XIX. yüzyılda Sultan 2.Mahmut 1831 ve 1837) ve Sultan Abdülmecid (1846) Edirne'ye geldiler, fakat susuz ve ruhsuz Saray'da kalmadılar - özel köşklerde misafir edildiler (R. Kazancıgil: Edirne Şehir Tarihi Kronolojisi, 1995). Saraya dokunmadılar, fakat "Namazgâh Ovası"na kışlalar yaptırdılar (bugün Kapalı Cezaevi; T.Ü. Teknik Bilimler Meslek Yüksekokulu). Bu nedenle Sarayakpınar isale hattı yenilendi.
1866 yılında (Abdülaziz dönemi) Sarayiçi Adası halka açık mesire alanı ("Hadika-i Sultani") oldu, Bayram kutlamaları burada yapıldı. Vali Hacı İzzet Paşa Sarayı kusursuz olarak tamir ettirdi (1873), yabancı gezginler fotoğraf ile belgelemeye başladılar.
1877-78 Osmanlı-Rus Savaşı (93 Harbi) hem Osmanlı ülkesinin, hem de Edirne Sarayı'nın felâketi oldu.

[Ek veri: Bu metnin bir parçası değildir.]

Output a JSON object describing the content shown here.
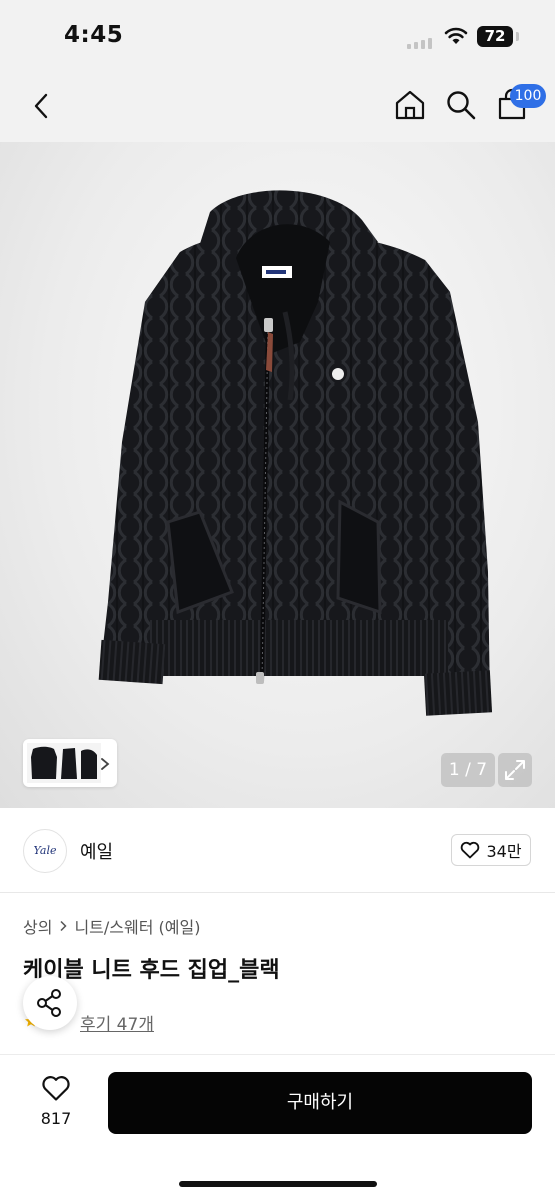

Ruslar ikinci kez Edirne'ye yaklaşınca, Vali Hüseyin Cemil Paşa ile komutan Müşir Ahmet Eyüp Paşa müşterek kararla, Saray'da depo edilmiş silah ve cephaneleri ateşe vererek, 400-yıllık nefis Osmanlı sarayını "üç gün içinde mahv ve harab" ettiler (R. Osman)- 20 Ocak 1878. Kendi elimizle nadide bir Türk abidesini enkaza çevirdik. Rus fotoğraf sanatçısı D. Ermakov yıkık Saray kalıntılarını belgelemiştir.

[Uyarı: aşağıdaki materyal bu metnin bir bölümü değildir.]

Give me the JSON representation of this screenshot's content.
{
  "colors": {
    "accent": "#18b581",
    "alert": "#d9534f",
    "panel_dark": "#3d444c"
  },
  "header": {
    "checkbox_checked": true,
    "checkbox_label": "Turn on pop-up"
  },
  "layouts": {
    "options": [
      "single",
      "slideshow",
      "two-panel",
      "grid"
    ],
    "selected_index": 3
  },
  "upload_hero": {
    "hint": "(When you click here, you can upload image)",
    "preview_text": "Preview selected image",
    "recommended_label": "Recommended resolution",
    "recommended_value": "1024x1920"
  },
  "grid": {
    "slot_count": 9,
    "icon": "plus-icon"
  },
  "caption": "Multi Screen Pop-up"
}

2.Abdülhamit döneminde, yeni okullar ve kışlalar için taşları söktüler. 1893'te şehir içindeki Hamidiye okulu (bugün Endüstri Meslek Lisesi) inşaatı için önce Kanuni Köprüsü yanındaki Terazi Kasrı temeline kadar yıktırılmış, sonra da Fatih Köprüsü yanındaki "Adalet Kasrı"'nın yıkımına başlanmış. Rusya'nın Edirne konsolosu Lechine adındaki eski eserlere meraklı diplomat Vali Abdurrahman Paşa'ya başvurarak bu tahribin önlenmesini istemiş. Ancak valinin bu uyarıya itibar etmemesi üzerine telegrafla saraya (İstanbul) başvurup yıkımın durdurulması sağlanmışsa da, bu arada üstteki kasrın kâgir duvarlarının tamamı yıkılmıştı (İslam Ansiklopedisi, Semavi Eyice).
Ancak 70 yıl sonra, 1964-65 yıllarında restorasyonu yapılabilmiştir.